Capítulo 5 5
Leila, el nombre de la joven, sonó en la cabeza de Farid como si lo hubieran gritado y no susurrado como estaba sucediendo.
— ¿Leila? ¿de qué Leila hablas Antara? — pregunto al tiempo que giraba para observar a ambas mujeres.
— Leila Assad, es la amiga de mi hija y nuestra vecina. — explico con nerviosismo la empleada.
— ¿Qué le sucedió? — pregunto lleno de preocupación, pero las mujeres solo se miraron y quedaron en silencio. — ¿Acaso mi voz es una brisa sin importancia que pasa por este lugar? — dijo Farid con un poco de molestia.
— Es que ella… parece que estaba saliendo con alguien y el señor Said lo supo. — Farid miro a la joven con la confusión grabada en el rostro, ¿acaso Leila no les había dicho a sus padres que el iría a pedir su mano?
— ¿Podrías ser más precisa? — ordeno y la joven bajo la mirada al piso de piedras, si el señor Farid supiera lo que se decía, ¿exigiría que se restaurara la honra de la familia Assad?
— Disculpe a mi hija señor Farid, Leila es su amiga, por eso quiere protegerla, resulta que ayer alguien la vio en el acantilado norte… y… estaba con un joven, las malas lenguas dicen que el hombre estaba sobre ella en el suelo. — Farid abrió los ojos con sorpresa, alguien los había visto, pero habían mal interpretado todo. — Pero le juro señor Farid que Leila es una joven muy buena, ella jamás se entregaría a nadie… — la desesperación en la voz de la empleada Antara era lógica, a la joven podrían matarla solo por las habladurías.

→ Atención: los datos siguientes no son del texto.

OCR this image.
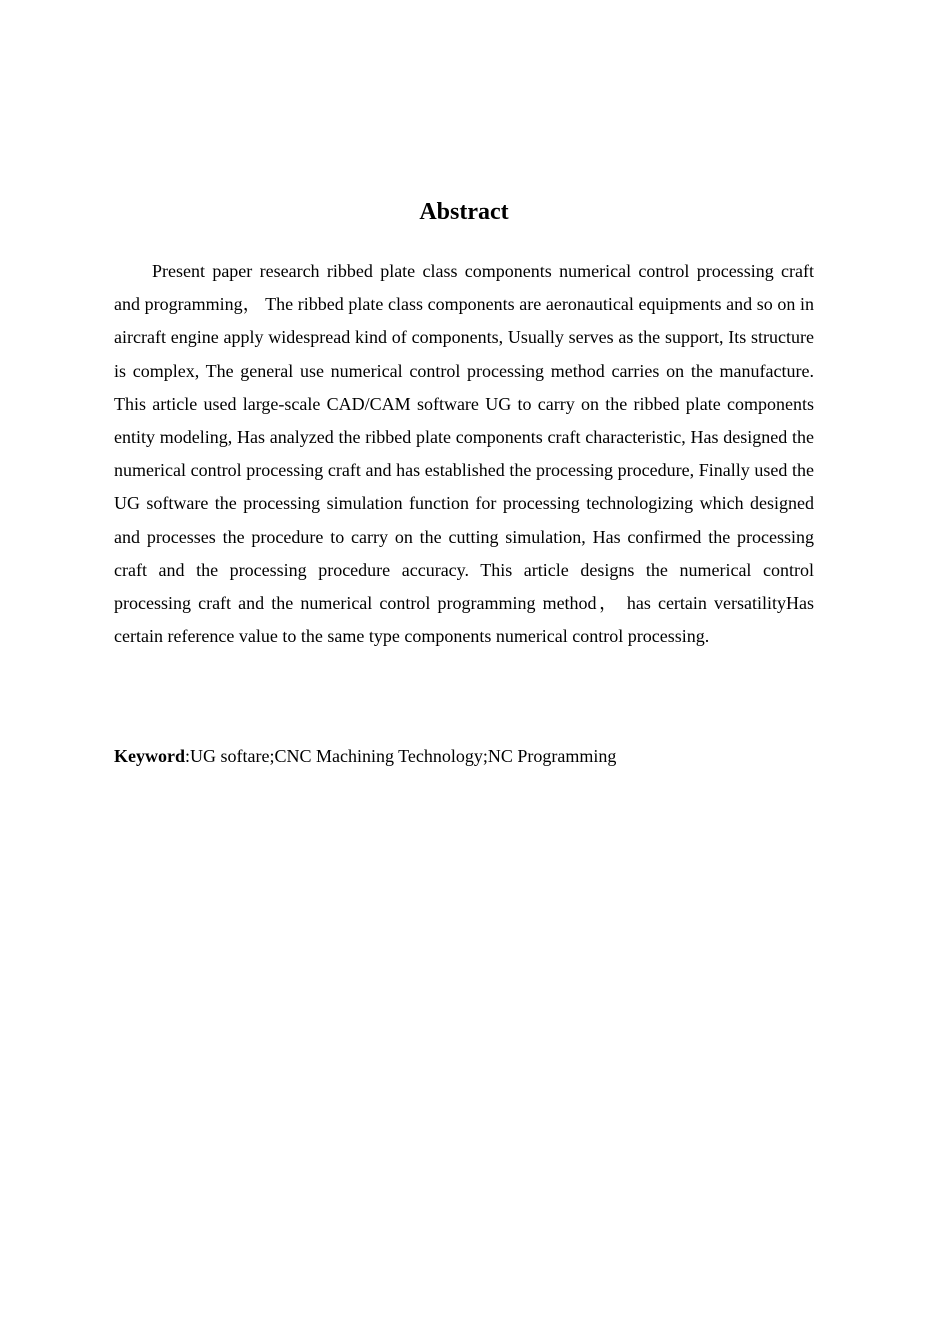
Abstract

Present paper research ribbed plate class components numerical control processing craft and programming， The ribbed plate class components are aeronautical equipments and so on in aircraft engine apply widespread kind of components, Usually serves as the support, Its structure is complex, The general use numerical control processing method carries on the manufacture. This article used large-scale CAD/CAM software UG to carry on the ribbed plate components entity modeling, Has analyzed the ribbed plate components craft characteristic, Has designed the numerical control processing craft and has established the processing procedure, Finally used the UG software the processing simulation function for processing technologizing which designed and processes the procedure to carry on the cutting simulation, Has confirmed the processing craft and the processing procedure accuracy. This article designs the numerical control processing craft and the numerical control programming method， has certain versatilityHas certain reference value to the same type components numerical control processing.

Keyword:UG softare;CNC Machining Technology;NC Programming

— Por supuesto que Leila es una joven buena y obediente, y ayer no estaba haciendo nada malo, solo fue un accidente, el hombre tropezó y cayó sobre ella, pero claro, la gente dañina no espera a ver todo para que sus ojos entiendan, prefieren salir corriendo y que sus lenguas venenosas esparzan mentiras por todos lados. — Antara veía al hombre frente a ella y trataba de recordar si alguna vez el joven se había molestado tanto por un chisme, no lo recordaba.

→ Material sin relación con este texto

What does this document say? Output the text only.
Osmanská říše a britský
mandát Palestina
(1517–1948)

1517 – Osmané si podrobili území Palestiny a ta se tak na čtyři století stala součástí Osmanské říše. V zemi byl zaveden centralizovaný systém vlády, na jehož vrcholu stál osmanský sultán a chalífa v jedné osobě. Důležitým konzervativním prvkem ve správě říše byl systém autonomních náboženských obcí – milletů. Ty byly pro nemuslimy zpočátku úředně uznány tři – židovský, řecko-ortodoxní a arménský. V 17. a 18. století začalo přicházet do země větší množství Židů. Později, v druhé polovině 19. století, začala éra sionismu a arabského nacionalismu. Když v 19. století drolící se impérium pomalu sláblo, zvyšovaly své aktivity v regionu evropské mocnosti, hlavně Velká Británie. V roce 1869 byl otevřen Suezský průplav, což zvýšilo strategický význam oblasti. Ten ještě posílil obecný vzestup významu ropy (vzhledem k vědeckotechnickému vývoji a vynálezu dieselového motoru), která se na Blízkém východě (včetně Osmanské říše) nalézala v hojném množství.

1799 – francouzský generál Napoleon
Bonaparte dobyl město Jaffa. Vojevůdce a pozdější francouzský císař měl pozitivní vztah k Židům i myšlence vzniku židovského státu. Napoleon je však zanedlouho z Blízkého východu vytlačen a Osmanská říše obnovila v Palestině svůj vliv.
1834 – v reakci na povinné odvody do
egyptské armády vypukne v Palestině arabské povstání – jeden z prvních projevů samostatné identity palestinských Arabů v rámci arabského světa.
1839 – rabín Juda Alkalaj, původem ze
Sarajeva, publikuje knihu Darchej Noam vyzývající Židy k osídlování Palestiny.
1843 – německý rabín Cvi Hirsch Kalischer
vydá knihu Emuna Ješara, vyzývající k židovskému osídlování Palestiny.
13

— ¿Cómo sabe que el hombre tropezó? — la voz de la hija de Antara le hizo recordar de su presencia.
— Porque ese hombre era yo. — Farid salió de la cocina dejando a ambas mujeres con la boca abierta, pero el corazón tranquilo, por lo menos el nombre de Leila no estaría en boca de todos y nadie podría reclamar nada.
Farid tenía una leve idea de donde vivía la joven, el día anterior Leila le había dado las indicaciones, fue así como se detuvo fuera de la casa de los Assad, la cual estaba cubierta por las altas paredes de rocas y una gran puerta pintada de azul como la mayoría de las casas, aun con la molestia dentro de él golpeó la puerta, siendo recibido por una mujer que aparentaba más años de los que tenía por la dura vida que llevaba.

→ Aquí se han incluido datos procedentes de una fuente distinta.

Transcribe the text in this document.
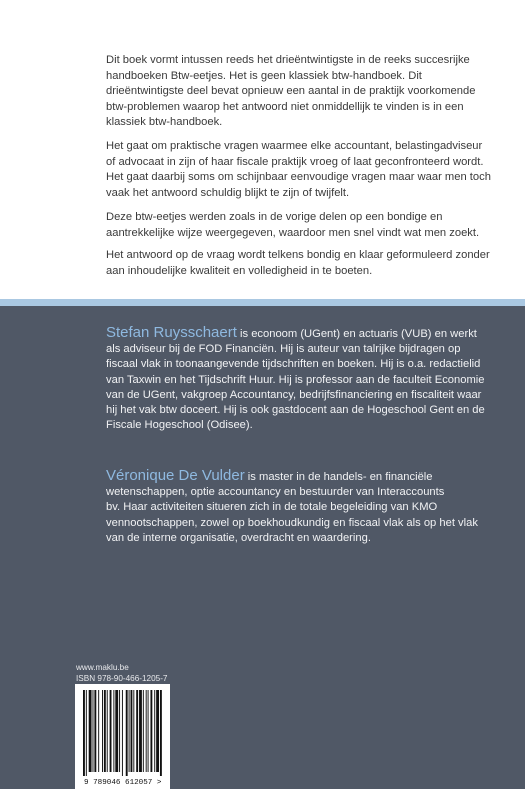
Dit boek vormt intussen reeds het drieëntwintigste in de reeks succesrijke
handboeken Btw-eetjes. Het is geen klassiek btw-handboek. Dit
drieëntwintigste deel bevat opnieuw een aantal in de praktijk voorkomende
btw-problemen waarop het antwoord niet onmiddellijk te vinden is in een
klassiek btw-handboek.

Het gaat om praktische vragen waarmee elke accountant, belastingadviseur
of advocaat in zijn of haar fiscale praktijk vroeg of laat geconfronteerd wordt.
Het gaat daarbij soms om schijnbaar eenvoudige vragen maar waar men toch
vaak het antwoord schuldig blijkt te zijn of twijfelt.

Deze btw-eetjes werden zoals in de vorige delen op een bondige en
aantrekkelijke wijze weergegeven, waardoor men snel vindt wat men zoekt.

Het antwoord op de vraag wordt telkens bondig en klaar geformuleerd zonder
aan inhoudelijke kwaliteit en volledigheid in te boeten.

Stefan Ruysschaert is econoom (UGent) en actuaris (VUB) en werkt
als adviseur bij de FOD Financiën. Hij is auteur van talrijke bijdragen op
fiscaal vlak in toonaangevende tijdschriften en boeken. Hij is o.a. redactielid
van Taxwin en het Tijdschrift Huur. Hij is professor aan de faculteit Economie
van de UGent, vakgroep Accountancy, bedrijfsfinanciering en fiscaliteit waar
hij het vak btw doceert. Hij is ook gastdocent aan de Hogeschool Gent en de
Fiscale Hogeschool (Odisee).

Véronique De Vulder is master in de handels- en financiële
wetenschappen, optie accountancy en bestuurder van Interaccounts
bv. Haar activiteiten situeren zich in de totale begeleiding van KMO
vennootschappen, zowel op boekhoudkundig en fiscaal vlak als op het vlak
van de interne organisatie, overdracht en waardering.

www.maklu.be
ISBN 978-90-466-1205-7
9 789046 612057 >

— Jefe Farid. — dijo con asombro al tiempo que inclinaba su cabeza.
— Hola señora Misha, ¿podría entrar a su hogar?, necesito ver a su hija. — ante las palabras de Farid, el cuerpo de la mujer convulsiono al tratar de contener el llanto que pugnaba por salir, lo único que pensaba Misha era que los malos chismes habían llegado a los oídos del jefe y ahora venía a reclamar la vida de su joven hija.